Este convite comovente do autor de Hebreus para que nos juntemos a Jesus na sua Paixão está intimamente relacionado com a exortação do próprio Jesus de que deveríamos nos tornar como crianças sem importância aos olhos dos homens, crianças marginais na periferia do sistema mundano, crianças cujo próprio sentido da vida é obedecer à vontade do seu Pai celeste, tornando-se, paradoxalmente, uma oblação pela vida desse mesmo mundo.

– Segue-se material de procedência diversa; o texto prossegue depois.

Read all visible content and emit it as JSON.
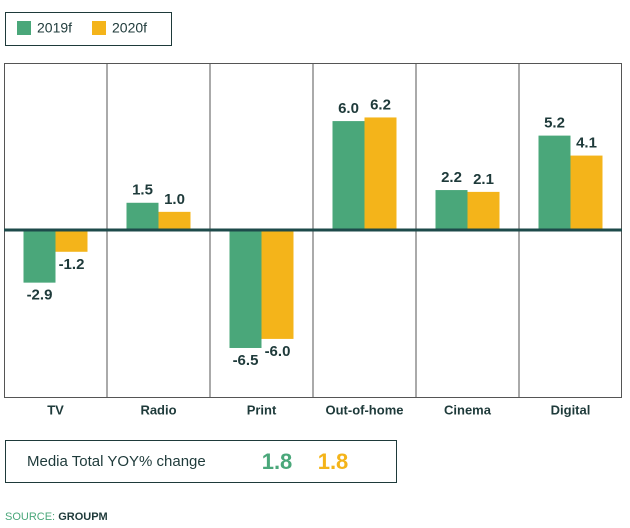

O próprio Cristo, Sabedoria encarnada de Deus, é o arquétipo da infância espiritual, sobretudo na sua Paixão, como vemos no sermão de Pedro aos judeus: “O Deus de Abraão, de Isaque e de Jacó, o Deus de nossos pais, glorificou seu filho, Jesus (τὸν παῖδα αὐτοῦ ᾽Ιησοῦν), a quem entregaste e negaste na presença de Pilatos. . . . Você negou o Santo e Justo, e. . . matou o Autor da vida, a quem Deus ressuscitou dentre os mortos” (Atos 3:13-15). Aqui vemos o sacrifício expiatório de Cristo como sendo possível pela sua atitude infantil de obediência ao Pai, pela sua total inocência em relação ao pecado, e pela sua desconcertante e, na verdade, alegre disponibilidade ao desprezo dos homens: a sua desarmante e incompreensível disposição de ser transformado em brinquedo em nossas mãos assassinas.

É sempre o amor praticado pelos marginalizados que redime a arrogância dos que estão no centro. Deus ama a humildade que se posiciona à margem das coisas. É para lá que vai instintivamente o olhar perscrutador de Deus quando procura o justo.

Os discípulos estavam ardentemente preocupados há pouco com a posição dentro do Reino dos Céus. Agora Jesus está dizendo-lhes que, enquanto persistirem na sua mentalidade atual, eles nem sequer entrarão no Reino, muito menos lutarão por uma posição dentro dele! Pois este Reino é um reino de crianças onde não pode entrar ninguém que não suspenda todos os projetos privados de autopromoção e aprenda o mais sublime de todos os jogos, o Renascimento, como Jesus insistiu a Nicodemos: “A menos que alguém nasça de novo, não pode ver o reino de Deus. . . . A menos que alguém nasça da água e do Espírito, não pode entrar no reino de Deus” (Jo 3:3, 5).

Ninguém pode entrar neste Reino se não ceder como uma criança brincando e concordar em ser guiado pelo Espírito de Deus no círculo dos filhos de Deus. Mas, para dançar com tal liberdade, devemos primeiro desaprender todos aqueles hábitos adultos incômodos que nos enchem de medo servil e nos acorrentam à terra, todas aquelas tendências corruptoras que inibem o coração de reconhecer que só Deus é grande e que diante dele nós são todos crianças. Devemos trabalhar para nos tornarmos muito pequenos, até que a maior alegria dos nossos corações seja exclamar a Deus com confiança ilimitada: “Abba! Pai!" (cf. Rm 8,14-15). Só esta senha, na língua materna do Menino Jesus, nos garantirá a entrada no Reino.